No meio da noite me vem de volta a pergunta de uma neta: como era mesmo que se chamavam os três Reis Magos. Vasculho os arcanos fichários da memória, retornando aos tempos do Catecismo, e recordo que a listagem vinha numa cantilena fácil de decorar, em uma rima esquecida: Fulano de Tal, Belchior e Baltazar. Vejo claramente a silhueta das três figuras, recortadas em incontáveis cartões natalinos: Fulano puxando a fila, seguido pelos outros dois, mas nenhum malabarismo mental faz vir à tona o nome dele.
Não só me falta o nome, como outras dúvidas que estavam adormecidas erguem as cabeças, espicham os braços ossudos e abrem suas asas nervuradas no meio da noite. Com os olhos no teto penso que Reis, assim como candidatos preferenciais a cargos políticos, não viajam sozinhos. Que espécie de Reis seriam esses três solitários viajantes, em tão minúscula caravana, sem a companhia de nobres, de súditos e servos? Quem lhes seguraria o manto ou firmaria o estribo para a acomodação sobre o dorso ondulante dos camelos? Quem garantiria a segurança de suas preciosas coroas, na longa navegação por mares de areia? Quem caminharia adiante deles para anunciar sua imperial passagem pelas paragens do caminho?
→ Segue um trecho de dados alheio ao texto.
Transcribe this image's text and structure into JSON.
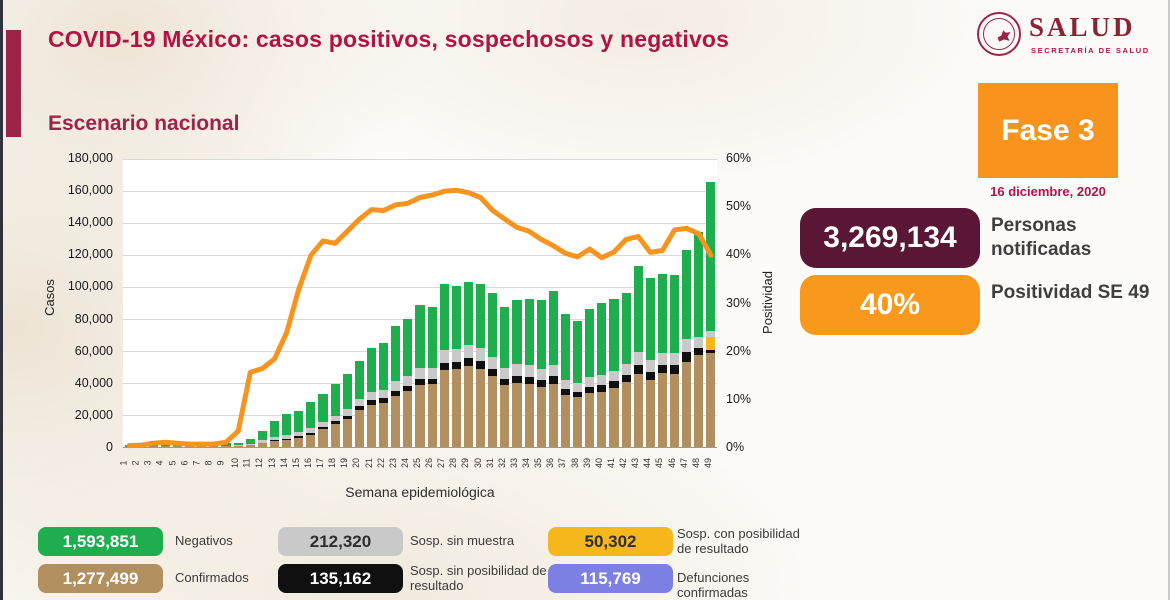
{
  "header": {
    "title": "COVID-19 México: casos positivos, sospechosos y negativos",
    "subtitle": "Escenario nacional",
    "logo": {
      "name": "SALUD",
      "subname": "SECRETARÍA DE SALUD"
    }
  },
  "phase": {
    "label": "Fase 3",
    "date": "16 diciembre, 2020"
  },
  "stats": [
    {
      "value": "3,269,134",
      "label": "Personas notificadas",
      "color": "#5a1635"
    },
    {
      "value": "40%",
      "label": "Positividad SE 49",
      "color": "#f8981d"
    }
  ],
  "legend": [
    {
      "value": "1,593,851",
      "label": "Negativos",
      "color": "#1fae4e",
      "text_color": "#ffffff"
    },
    {
      "value": "212,320",
      "label": "Sosp. sin muestra",
      "color": "#c9c9c9",
      "text_color": "#2f2f2f"
    },
    {
      "value": "50,302",
      "label": "Sosp. con posibilidad de resultado",
      "color": "#f6b71d",
      "text_color": "#2f2f2f"
    },
    {
      "value": "1,277,499",
      "label": "Confirmados",
      "color": "#b28f5e",
      "text_color": "#ffffff"
    },
    {
      "value": "135,162",
      "label": "Sosp. sin posibilidad de resultado",
      "color": "#101010",
      "text_color": "#ffffff"
    },
    {
      "value": "115,769",
      "label": "Defunciones confirmadas",
      "color": "#7d80e2",
      "text_color": "#ffffff"
    }
  ],
  "chart_data": {
    "type": "bar",
    "subtype": "stacked-bars-with-line",
    "title": "Escenario nacional",
    "xlabel": "Semana epidemiológica",
    "ylabel": "Casos",
    "ylabel_right": "Positividad",
    "ylim": [
      0,
      180000
    ],
    "ylim_right_pct": [
      0,
      60
    ],
    "yticks_left": [
      "0",
      "20,000",
      "40,000",
      "60,000",
      "80,000",
      "100,000",
      "120,000",
      "140,000",
      "160,000",
      "180,000"
    ],
    "yticks_right": [
      "0%",
      "10%",
      "20%",
      "30%",
      "40%",
      "50%",
      "60%"
    ],
    "grid": true,
    "categories": [
      1,
      2,
      3,
      4,
      5,
      6,
      7,
      8,
      9,
      10,
      11,
      12,
      13,
      14,
      15,
      16,
      17,
      18,
      19,
      20,
      21,
      22,
      23,
      24,
      25,
      26,
      27,
      28,
      29,
      30,
      31,
      32,
      33,
      34,
      35,
      36,
      37,
      38,
      39,
      40,
      41,
      42,
      43,
      44,
      45,
      46,
      47,
      48,
      49
    ],
    "series": [
      {
        "name": "Confirmados",
        "color": "#b28f5e",
        "values": [
          200,
          300,
          400,
          500,
          400,
          400,
          400,
          400,
          500,
          700,
          1400,
          2300,
          3500,
          4400,
          5600,
          7700,
          11000,
          14200,
          17600,
          23200,
          26300,
          27500,
          31800,
          34700,
          38800,
          39000,
          48000,
          48500,
          50500,
          48800,
          44300,
          38500,
          39800,
          39500,
          37500,
          39500,
          32500,
          31000,
          33500,
          34500,
          37000,
          40500,
          45500,
          41500,
          46000,
          45500,
          53000,
          57000,
          58500
        ]
      },
      {
        "name": "Sosp. sin posibilidad de resultado",
        "color": "#101010",
        "values": [
          0,
          0,
          0,
          0,
          0,
          0,
          0,
          0,
          0,
          100,
          100,
          400,
          700,
          900,
          1000,
          1200,
          1500,
          1700,
          2000,
          2300,
          2700,
          2800,
          3200,
          3300,
          3700,
          3500,
          4500,
          4500,
          4800,
          4500,
          4300,
          4000,
          4200,
          4300,
          4200,
          4500,
          3800,
          3500,
          4000,
          4300,
          4200,
          4500,
          5500,
          5000,
          5000,
          5500,
          6000,
          4500,
          1800
        ]
      },
      {
        "name": "Sosp. con posibilidad de resultado",
        "color": "#f6b71d",
        "values": [
          0,
          0,
          0,
          0,
          0,
          0,
          0,
          0,
          0,
          0,
          0,
          0,
          0,
          0,
          0,
          0,
          0,
          0,
          0,
          0,
          0,
          0,
          0,
          0,
          0,
          0,
          0,
          0,
          0,
          0,
          0,
          0,
          0,
          0,
          0,
          0,
          0,
          0,
          0,
          0,
          0,
          0,
          0,
          0,
          0,
          0,
          0,
          0,
          8500
        ]
      },
      {
        "name": "Sosp. sin muestra",
        "color": "#c9c9c9",
        "values": [
          0,
          0,
          100,
          100,
          100,
          100,
          100,
          100,
          200,
          200,
          700,
          1500,
          2300,
          2500,
          2500,
          2900,
          3000,
          3600,
          4100,
          4500,
          5000,
          5500,
          6000,
          6500,
          7000,
          7000,
          8000,
          8000,
          8200,
          8200,
          7700,
          7000,
          7500,
          7200,
          6800,
          7200,
          5700,
          5500,
          6000,
          6200,
          6300,
          6500,
          8000,
          7500,
          7500,
          7500,
          8500,
          7000,
          3200
        ]
      },
      {
        "name": "Negativos",
        "color": "#1fae4e",
        "values": [
          1000,
          1200,
          2300,
          2400,
          1700,
          1800,
          1700,
          1500,
          1500,
          1600,
          3000,
          6000,
          10000,
          12500,
          13500,
          16000,
          17500,
          19500,
          21500,
          23500,
          27500,
          29000,
          34500,
          35000,
          39000,
          38000,
          41000,
          39500,
          39500,
          40000,
          39500,
          37500,
          40000,
          41000,
          43000,
          46000,
          41000,
          38500,
          42500,
          45000,
          44500,
          44500,
          53500,
          51000,
          49000,
          48500,
          55500,
          65500,
          93000
        ]
      }
    ],
    "line": {
      "name": "Positividad",
      "color": "#f8941d",
      "values_pct": [
        0.5,
        0.6,
        1.0,
        1.2,
        1.0,
        0.8,
        0.8,
        0.8,
        1.2,
        3.5,
        15.7,
        16.5,
        18.5,
        24,
        33,
        40,
        43,
        42.5,
        45,
        47.5,
        49.5,
        49.3,
        50.5,
        50.8,
        52,
        52.5,
        53.3,
        53.5,
        53,
        52,
        49.3,
        47.5,
        45.8,
        45,
        43.3,
        42,
        40.4,
        39.7,
        41.3,
        39.5,
        40.7,
        43.3,
        43.9,
        40.6,
        41,
        45.3,
        45.6,
        44.5,
        40
      ]
    },
    "legend_position": "bottom"
  }
}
São quatro horas da manhã, e recordo que um dos Reis era negro. Mas qual deles? Baltazar me parece o mais provável, pelo som profundo do nome, um nome de homem sério e sábio, um nome para alegrar os arautos, alongando as vogais com as mãos em concha em volta da boca. Qual o reino de Baltazar? Teria seu reinado na Etiópia? Aliás, já existiria Etiópia? Ocuparia ele um trono modesto no imenso Reino de Judá?
Qual o império de Belchior? E a quem haviam incumbido de zelar por suas Cortes enquanto cruzavam mundo, bilaquianamente, a ouvir estrelas e a segui-las sobre as corcovas das dunas? Se eram magos, qual magia praticavam? Ou não seriam magos, e sim sábios – wise men, na tradução dos norte-americanos? Que encantos e milagres produziam? Que ciências detinham? E afinal, como se chamava o terceiro Rei Mago?
Cachorros latem, um alarme de carro dispara. Sei que levavam como presentes ouro, incenso e mirra. Mas a que serviria para um recém-nascido o incenso, palavra que traz ao ar friorento da madrugada um cheiro úmido de catedrais, o eco de órgãos, de corais gregorianos ressoando em paredes de pedra? E mirra, então?
A dúvida sobre o que seria a mirra espanta de vez o sono. O valor do ouro atravessou milênios, o incenso mantém seu grau de reconhecimento, mas os poderes da mirra perderam-se de vez numa dessas esquinas do tempo.
Descubro uma das vantagens de estar aposentada. Posso levantar no meio da noite, impor as mãos sobre o teclado e invocar poderes infalíveis, sem me preocupar com as olheiras matinais. Como um oráculo de resposta sempre pronta a tela me informa que os Reis Magos são citados em um só Evangelho – o de Mateus, e sequer há certeza de que seriam de fato três.
Belchior, cujo nome tão fácil relembro, poderia ser Melchior, rei da Pérsia. Baltazar era de fato o negro, rei da Arábia. E o terceiro, aquele que me fugira da memória, chamava-se Gaspar, e seu reinado recaia sobre a Índia. Eram magos pelo conhecimento que dispunham em astrologia e astronomia, daí a obediência à trilha da estrela.
Acesso o arquivo das dádivas informativas na internet: com ouro, o precioso metal, se presenteava um Rei; o incenso era dedicado a pregadores religiosos; e a olvidada mirra – resina extraída do caule de um arbusto das regiões desérticas da África e Oriente Médio – era usada para preparar medicamentos que serviam aos vivos e para as elaboradas cerimônias de embalsamamento e mumificação dos mortos.
O dia vai nascer e as interrogações se sucedem. O que a jovem mãe Maria terá feito com os valiosos presentes? Onde os teria guardado, em tão pobre cenário de areia, palha e pelos dos animais, na periferia de uma cidade repleta de estranhos? Quanto tempo permaneceram os Reis na manjedoura? Em que língua se faziam entender entre si, e com os demais? Teriam voltado talvez a se encontrar, para trocar reminiscências da viagem? Foram eles os pioneiros do aquecimento do comércio, criando a tradição dos presentes natalinos?
E o pai, José, teria recebido os nobres com as devidas mesuras ou sem esconder a pressa de vê-los retroceder em seus caminhos, podendo assim dedicar-se à mãe, ao filho e ao divino Espírito Santo? Apenas três Reis. E uma noite de tantas dúvidas.